There isn't any open source solution possible if AI models are beholden to copyright laws.
This is advocating for a world where only a handful of companies would be able to train AI models, and the rest of us would become their pets as we move towards an AI driven society.
The artist and writers already lost, there is no going back. Now we see if we all win together or if only google, openai, shutterstock, Adobe, stack overflow, github and reddit win since they are the only ones with the data or able to pay for it.
The way I see it, the software can be open source, but you'd have to train it yourself.
Kind of like how you're free to reverse engineer a console, and write an open source emulator, but you can't supply the firmware itself (ex scph1000.bin for ps1) or roms of commercial games.
The pretrained part is just someone running the software on their dataset for you. You are free to do the same yourself, and getting the data for the training set legally is an exercise for you. Is it affordable for most people? Not really, because you need gargantuan amounts of data and compute power. But the software itself is yours to modify and run. I see that as an indication of the technology being a dead end, in the long run. As in, they are not getting much better, but they are becoming much larger and much less feasible to train.

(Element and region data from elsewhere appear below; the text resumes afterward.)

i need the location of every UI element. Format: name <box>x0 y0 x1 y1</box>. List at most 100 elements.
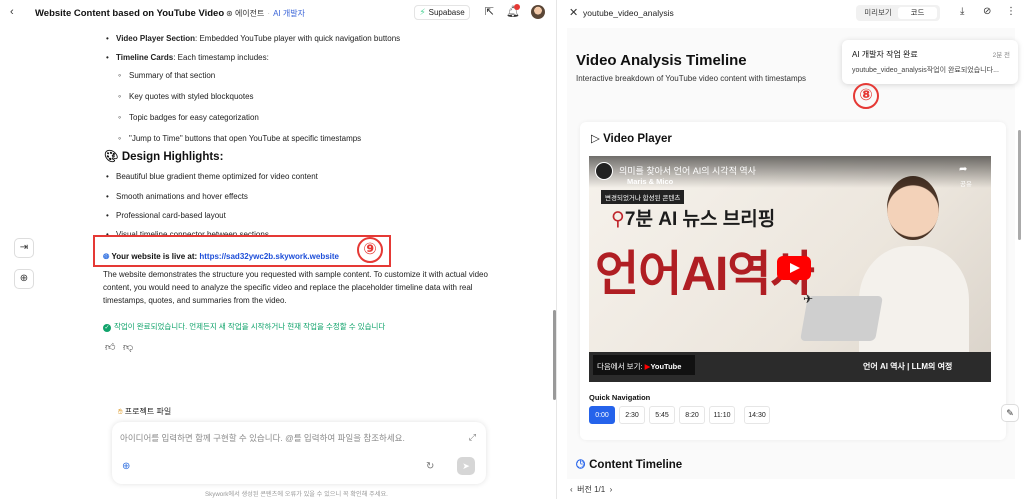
thumbs-up-icon[interactable]: 👍︎ <box>105 341 115 353</box>
bullet-bold: Video Player Section <box>116 34 195 43</box>
watch-on-label: 다음에서 보기: <box>597 362 643 371</box>
clock-icon: 🕒︎ <box>576 459 586 471</box>
list-item: Professional card-based layout <box>106 211 318 230</box>
annotation-box <box>93 235 391 267</box>
version-bar: ‹ 버전 1/1 › <box>558 479 1024 499</box>
page-subtitle: Interactive breakdown of YouTube video c… <box>576 74 807 83</box>
agent-role: AI 개발자 <box>273 9 305 18</box>
supabase-label: Supabase <box>428 8 465 17</box>
project-file-chip[interactable]: ✋︎ 프로젝트 파일 <box>118 406 171 417</box>
version-nav[interactable]: ‹ 버전 1/1 › <box>570 484 612 495</box>
content-timeline-heading: 🕒︎ Content Timeline <box>576 459 682 472</box>
completion-text: 작업이 완료되었습니다. 언제든지 새 작업을 시작하거나 현재 작업을 수정할… <box>114 322 386 331</box>
supabase-button[interactable]: ⚡ Supabase <box>414 5 470 20</box>
video-caption: 언어 AI 역사 | LLM의 여정 <box>863 362 953 371</box>
next-icon[interactable]: › <box>610 485 613 494</box>
send-button[interactable]: ➤ <box>457 457 475 475</box>
youtube-label: YouTube <box>650 362 682 371</box>
back-icon[interactable]: ‹ <box>10 6 14 18</box>
quick-nav-button[interactable]: 0:00 <box>589 406 615 424</box>
live-url-link[interactable]: https://sad32ywc2b.skywork.website <box>199 252 339 261</box>
web-search-icon[interactable]: ⊕ <box>122 461 130 472</box>
bullet-text: : Each timestamp includes: <box>173 53 269 62</box>
hand-icon: ✋︎ <box>118 407 123 416</box>
list-item: Key quotes with styled blockquotes <box>118 91 361 112</box>
expand-icon[interactable]: ⤢ <box>469 432 476 443</box>
design-heading-text: Design Highlights: <box>121 151 224 163</box>
tab-preview[interactable]: 미리보기 <box>859 7 897 19</box>
watch-on-youtube-button[interactable]: 다음에서 보기: ▶YouTube <box>593 355 695 375</box>
share-icon[interactable]: ⇱ <box>483 6 496 19</box>
prev-icon[interactable]: ‹ <box>570 485 573 494</box>
airplane-icon: ✈ <box>803 292 814 306</box>
list-item: Timeline Cards: Each timestamp includes: <box>106 53 400 63</box>
feature-list: Video Player Section: Embedded YouTube p… <box>106 34 400 63</box>
compass-icon[interactable]: ⊘ <box>983 6 991 17</box>
timeline-card-list: Summary of that section Key quotes with … <box>118 70 361 154</box>
video-headline: ⚲7분 AI 뉴스 브리핑 <box>611 204 775 231</box>
toast-title: AI 개발자 작업 완료 <box>852 50 918 59</box>
agent-label[interactable]: ⊛ 에이전트 · AI 개발자 <box>226 8 305 19</box>
youtube-embed[interactable]: 의미를 찾아서 언어 AI의 시각적 역사 Maris & Mico ➦ 공유 … <box>589 156 991 382</box>
more-icon[interactable]: ⋮ <box>1006 6 1016 17</box>
agent-icon: ⊛ <box>226 9 233 18</box>
video-title[interactable]: 의미를 찾아서 언어 AI의 시각적 역사 <box>619 164 756 177</box>
palette-icon: 🎨︎ <box>104 151 119 163</box>
video-player-heading: ▷ Video Player <box>591 131 672 145</box>
list-item: Beautiful blue gradient theme optimized … <box>106 172 318 192</box>
completion-message: ✓ 작업이 완료되었습니다. 언제든지 새 작업을 시작하거나 현재 작업을 수정… <box>103 321 385 332</box>
play-outline-icon: ▷ <box>591 133 600 145</box>
panel-toggle-button[interactable]: ⇥ <box>14 238 34 258</box>
design-list: Beautiful blue gradient theme optimized … <box>106 172 318 240</box>
annotation-marker-9: ⑨ <box>357 237 383 263</box>
summary-paragraph: The website demonstrates the structure y… <box>103 270 488 305</box>
composer-input[interactable]: 아이디어를 입력하면 함께 구현할 수 있습니다. @를 입력하여 파일을 참조… <box>120 432 405 444</box>
thumbs-down-icon[interactable]: 👎︎ <box>123 341 133 353</box>
refresh-icon[interactable]: ↻ <box>426 461 434 472</box>
notification-badge <box>514 4 520 10</box>
list-item: Video Player Section: Embedded YouTube p… <box>106 34 400 44</box>
tab-code[interactable]: 코드 <box>898 7 937 19</box>
content-timeline-text: Content Timeline <box>589 459 683 471</box>
pin-icon: ⚲ <box>611 209 625 230</box>
view-toggle: 미리보기 코드 <box>856 5 940 21</box>
channel-logo[interactable] <box>595 162 613 180</box>
project-file-label: 프로젝트 파일 <box>124 407 172 416</box>
scrollbar[interactable] <box>553 310 556 400</box>
quick-nav-button[interactable]: 5:45 <box>649 406 675 424</box>
new-chat-button[interactable]: ⊕ <box>14 269 34 289</box>
globe-icon: 🌐︎ <box>103 252 110 261</box>
bolt-icon: ⚡ <box>419 7 426 17</box>
list-item: Summary of that section <box>118 70 361 91</box>
video-headline-text: 7분 AI 뉴스 브리핑 <box>624 209 776 230</box>
agent-name: 에이전트 <box>234 9 265 18</box>
annotation-marker-8: ⑧ <box>853 83 879 109</box>
quick-nav-button[interactable]: 11:10 <box>709 406 735 424</box>
quick-nav-button[interactable]: 8:20 <box>679 406 705 424</box>
video-player-heading-text: Video Player <box>603 133 672 145</box>
quick-nav-button[interactable]: 14:30 <box>744 406 770 424</box>
feedback-icon[interactable]: ✎ <box>1001 404 1019 422</box>
scrollbar[interactable] <box>1018 130 1021 240</box>
download-icon[interactable]: ⤓ <box>960 6 964 17</box>
live-url-line: 🌐︎ Your website is live at: https://sad3… <box>103 252 339 262</box>
close-icon[interactable]: ✕ <box>569 6 578 19</box>
quick-nav-label: Quick Navigation <box>589 393 651 402</box>
quick-nav-button[interactable]: 2:30 <box>619 406 645 424</box>
bullet-bold: Timeline Cards <box>116 53 174 62</box>
chat-pane: ‹ Website Content based on YouTube Video… <box>0 0 557 499</box>
avatar[interactable] <box>531 5 545 19</box>
play-button[interactable] <box>777 256 811 280</box>
chat-header: ‹ Website Content based on YouTube Video… <box>0 0 557 26</box>
toast-time: 2분 전 <box>992 52 1010 59</box>
list-item: Smooth animations and hover effects <box>106 192 318 211</box>
share-arrow-icon[interactable]: ➦ <box>959 164 967 175</box>
share-label: 공유 <box>960 181 972 188</box>
design-heading: 🎨︎ Design Highlights: <box>104 149 223 163</box>
preview-pane: ✕ youtube_video_analysis 미리보기 코드 ⤓ ⊘ ⋮ V… <box>558 0 1024 499</box>
composer[interactable]: 아이디어를 입력하면 함께 구현할 수 있습니다. @를 입력하여 파일을 참조… <box>112 422 486 484</box>
list-item: Topic badges for easy categorization <box>118 112 361 133</box>
live-label: Your website is live at: <box>111 252 198 261</box>
channel-name: Maris & Mico <box>627 177 674 186</box>
notification-toast[interactable]: AI 개발자 작업 완료 2분 전 youtube_video_analysis… <box>842 40 1018 84</box>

I've thought about this regarding code as well: An AI is nothing without a training data set, if someone uses licensed code to train an AI, they should definitely be bound by the license. For example: If an AI is trained using copyleft licensed code, the resulting model should also be regarded as copyleft bound. As of now, I suspect this is to a very large degree being ignored.
Sure, but that particular horse has left the barn. There will be cases where identification is easy(-ier) but as shown in Oracle v Google, there are only so many ways to express ideas in code.

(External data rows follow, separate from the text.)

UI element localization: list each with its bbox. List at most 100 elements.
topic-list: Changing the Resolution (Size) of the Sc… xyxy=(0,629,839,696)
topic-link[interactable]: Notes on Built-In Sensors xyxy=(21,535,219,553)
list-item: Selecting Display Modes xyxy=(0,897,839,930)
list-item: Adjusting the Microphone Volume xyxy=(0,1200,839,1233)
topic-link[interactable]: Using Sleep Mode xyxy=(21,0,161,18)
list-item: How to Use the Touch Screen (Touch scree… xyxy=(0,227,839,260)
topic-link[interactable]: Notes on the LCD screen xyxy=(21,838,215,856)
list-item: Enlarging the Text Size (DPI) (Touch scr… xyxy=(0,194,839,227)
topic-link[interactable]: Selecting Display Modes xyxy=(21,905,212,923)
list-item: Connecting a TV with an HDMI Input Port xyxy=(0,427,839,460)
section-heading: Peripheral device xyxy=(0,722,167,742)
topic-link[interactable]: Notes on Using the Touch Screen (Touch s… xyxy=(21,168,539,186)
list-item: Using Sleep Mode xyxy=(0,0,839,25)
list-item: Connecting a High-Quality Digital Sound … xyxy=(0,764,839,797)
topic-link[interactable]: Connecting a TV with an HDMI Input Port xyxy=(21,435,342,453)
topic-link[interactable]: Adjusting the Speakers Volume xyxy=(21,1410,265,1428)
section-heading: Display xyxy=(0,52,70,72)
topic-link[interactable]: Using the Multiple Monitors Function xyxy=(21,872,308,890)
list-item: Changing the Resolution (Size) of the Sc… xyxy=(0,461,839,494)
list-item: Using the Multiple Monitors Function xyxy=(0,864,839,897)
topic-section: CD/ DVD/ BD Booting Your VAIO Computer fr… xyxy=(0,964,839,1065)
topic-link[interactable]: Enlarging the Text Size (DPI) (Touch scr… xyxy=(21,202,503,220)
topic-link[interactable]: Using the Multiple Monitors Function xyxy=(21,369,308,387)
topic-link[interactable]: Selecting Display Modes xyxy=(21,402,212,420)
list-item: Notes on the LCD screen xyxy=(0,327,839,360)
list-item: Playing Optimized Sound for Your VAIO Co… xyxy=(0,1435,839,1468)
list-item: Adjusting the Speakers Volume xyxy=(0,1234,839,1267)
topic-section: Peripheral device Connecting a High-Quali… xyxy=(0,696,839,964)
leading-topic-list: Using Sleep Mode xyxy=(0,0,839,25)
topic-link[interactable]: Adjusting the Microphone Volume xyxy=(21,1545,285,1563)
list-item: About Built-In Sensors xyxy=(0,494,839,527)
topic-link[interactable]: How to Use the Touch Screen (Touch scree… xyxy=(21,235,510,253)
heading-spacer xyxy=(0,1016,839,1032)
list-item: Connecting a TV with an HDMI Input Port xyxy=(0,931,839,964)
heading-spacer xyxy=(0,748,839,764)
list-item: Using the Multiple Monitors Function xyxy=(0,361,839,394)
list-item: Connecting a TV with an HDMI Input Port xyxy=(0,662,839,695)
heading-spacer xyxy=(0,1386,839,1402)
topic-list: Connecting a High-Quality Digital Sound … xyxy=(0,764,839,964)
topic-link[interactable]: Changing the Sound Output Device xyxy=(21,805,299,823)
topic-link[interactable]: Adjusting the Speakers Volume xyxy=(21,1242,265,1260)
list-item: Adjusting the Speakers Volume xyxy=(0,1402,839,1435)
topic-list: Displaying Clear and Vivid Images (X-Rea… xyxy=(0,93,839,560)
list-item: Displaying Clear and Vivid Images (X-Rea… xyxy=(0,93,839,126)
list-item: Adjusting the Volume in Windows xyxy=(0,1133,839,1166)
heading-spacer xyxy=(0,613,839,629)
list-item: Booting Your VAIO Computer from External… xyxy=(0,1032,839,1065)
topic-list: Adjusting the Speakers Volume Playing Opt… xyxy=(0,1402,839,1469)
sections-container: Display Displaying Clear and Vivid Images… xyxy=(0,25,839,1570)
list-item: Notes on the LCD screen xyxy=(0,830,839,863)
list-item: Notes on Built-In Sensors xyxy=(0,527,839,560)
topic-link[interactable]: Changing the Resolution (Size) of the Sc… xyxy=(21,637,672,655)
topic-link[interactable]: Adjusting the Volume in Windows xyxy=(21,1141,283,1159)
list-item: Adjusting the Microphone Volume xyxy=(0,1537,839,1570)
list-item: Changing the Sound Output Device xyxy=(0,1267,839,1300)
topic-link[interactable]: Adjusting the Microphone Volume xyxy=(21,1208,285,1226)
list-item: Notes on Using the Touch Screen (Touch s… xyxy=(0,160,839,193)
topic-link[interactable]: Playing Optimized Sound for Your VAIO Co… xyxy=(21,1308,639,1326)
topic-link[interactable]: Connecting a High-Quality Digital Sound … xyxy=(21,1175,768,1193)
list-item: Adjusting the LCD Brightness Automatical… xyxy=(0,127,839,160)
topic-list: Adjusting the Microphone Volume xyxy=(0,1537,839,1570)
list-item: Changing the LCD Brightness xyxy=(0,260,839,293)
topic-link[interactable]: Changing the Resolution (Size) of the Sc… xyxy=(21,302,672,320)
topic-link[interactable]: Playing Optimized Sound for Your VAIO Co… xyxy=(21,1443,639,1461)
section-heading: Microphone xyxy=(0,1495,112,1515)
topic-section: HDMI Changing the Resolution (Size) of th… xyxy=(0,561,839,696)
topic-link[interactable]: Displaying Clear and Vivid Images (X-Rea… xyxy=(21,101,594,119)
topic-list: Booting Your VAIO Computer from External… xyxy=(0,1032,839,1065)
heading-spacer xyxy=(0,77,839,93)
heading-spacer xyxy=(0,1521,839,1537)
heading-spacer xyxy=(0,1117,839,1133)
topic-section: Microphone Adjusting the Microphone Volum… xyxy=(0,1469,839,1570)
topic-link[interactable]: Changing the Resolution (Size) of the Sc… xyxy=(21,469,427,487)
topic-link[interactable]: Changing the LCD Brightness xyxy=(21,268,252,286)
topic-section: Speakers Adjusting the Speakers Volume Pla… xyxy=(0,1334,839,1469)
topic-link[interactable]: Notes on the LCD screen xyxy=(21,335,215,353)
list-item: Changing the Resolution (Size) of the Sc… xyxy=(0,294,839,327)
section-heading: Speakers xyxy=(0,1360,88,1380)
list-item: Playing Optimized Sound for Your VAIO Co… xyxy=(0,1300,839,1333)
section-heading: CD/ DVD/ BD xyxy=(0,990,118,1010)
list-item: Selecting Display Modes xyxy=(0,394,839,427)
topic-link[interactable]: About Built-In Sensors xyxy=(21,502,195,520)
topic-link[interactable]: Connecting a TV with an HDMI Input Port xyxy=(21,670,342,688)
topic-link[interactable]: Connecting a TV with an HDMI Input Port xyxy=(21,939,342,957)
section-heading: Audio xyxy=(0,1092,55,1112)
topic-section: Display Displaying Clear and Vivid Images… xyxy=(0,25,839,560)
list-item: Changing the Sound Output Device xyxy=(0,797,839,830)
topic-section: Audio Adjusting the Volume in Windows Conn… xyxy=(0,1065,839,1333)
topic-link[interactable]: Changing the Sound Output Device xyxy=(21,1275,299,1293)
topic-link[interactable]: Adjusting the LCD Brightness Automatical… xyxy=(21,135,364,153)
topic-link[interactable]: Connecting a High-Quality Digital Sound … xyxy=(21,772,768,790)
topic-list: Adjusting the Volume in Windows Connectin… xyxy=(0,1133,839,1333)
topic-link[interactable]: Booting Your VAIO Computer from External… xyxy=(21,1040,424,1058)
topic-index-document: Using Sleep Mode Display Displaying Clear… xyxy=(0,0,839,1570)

For example, I just asked Claude 2 "Write a program in C to count from 1 to some arbitrary number specified on the command line." Can you tell me the origin of this line from the result?
for(int i=1; i<=n; i++) {
I mean, if it's from a copyrighted work, I certainly don't want to use it in an open-source project!
EDIT: Guessing there's a bug in HTML entity handling.

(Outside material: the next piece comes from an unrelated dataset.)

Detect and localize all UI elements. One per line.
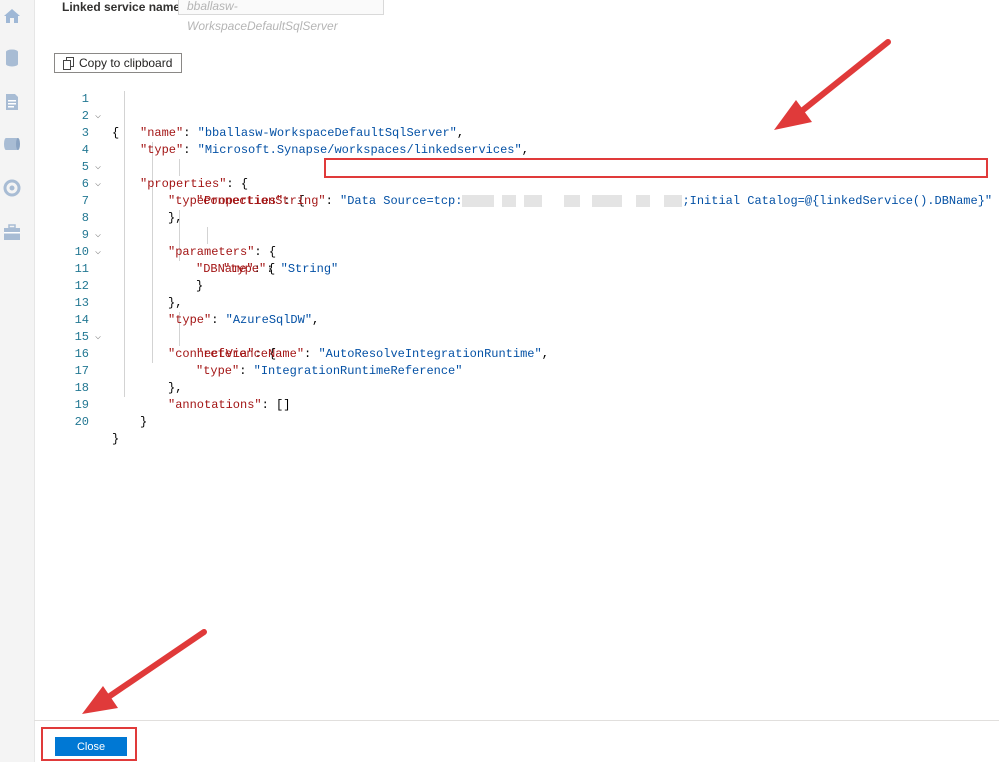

Of course, once the AI is trained, you can't look at some arbitrary output and determine whether that specific output came due to some specific training data set. In principle, if some of your training data is found to violate copyrights you either have to compensate the copyright holder or re-train the model without that data set.
Finding out whether a copyrighted work is part of the training data is a matter of going through it, and should be the responsibility of the people training the model. I would like to see a case where it has been shown that a copyrighted dataset has been used to train a model, and those violating the copyright by doing so are held responsible.
It's not over and done with. Pass regulation saying every AI accessible w/in the country has to have a publicly available dataset. That way people can see if their works have been stolen or not. When we inevitably see works recreated wholesale without proper copyright, the AI creators can be sued or fined.
I'm absolutely on the side of the artists here, but I do wonder if the AI company's defense will be that the software is no different than another artists drawing inspiration from earlier works. Every art student studies the masters and has assignments to produce works in their style, and current artists have absolutely been influenced by contemporaries. No one evolves their creative style in a vacuum: that's impossible, short of living on a deserted island.
But this is a fundamentally different problem since the AI can produce millions of tailored works quickly, replacing vast numbers of creatives, threatening their livelihood. That's not as much of a concern with one-off artists creating things similar to something they saw earlier (although the individual concept may be the same).
This is going to be a really interesting legal case.
My experience with image AI gave me almost the exact opposite feeling, more like it somehow pinpoints important aspects of a certain style or artist and then it can just jam with that limitlessly (Dall-e AI in this case) . How did you find it closer to tracing? Did you play around with any of the image AIs?
Yes, at best the AI works would still be infringing derivative works. If a human made that art and tried to make money off it, courts would almost assuredly say it lacked "sufficient tranformative creative effort" to allow it to be copyrighted itself or protect it from being considered an infringement. There's a big difference beween "inspired by" and "trying to copy".
Further, if all these works were being used for non-commercial purposes, like, just to print and hang up in their homes or something, it would still suck for artists (because they would lose the individual end-sale market) but it wouldn't be nearly as harmful. The big problem is that people and corporations are currently trying to use AI art to sidestep paying creatives for their work and then using that AI generation for commercial purposes or to loophole the art out of things like Patreon. It's a deliberate attempt to deprive hardworking creatives of the money they are due for their work.
Looking at it a bit simplified, ask the AI to produce a number of pictures and videos in the style of Disney and you and the AI builder will get slammed by a lawsuit. Copyright still matters if you're big enough.
I'm sure they can also develop an AI to analyze the similarities between works and pay a small amount of royalties to the author(s) based on the ratio of that similarly above a certain cutoff but before that happens someone big enough needs to sue first.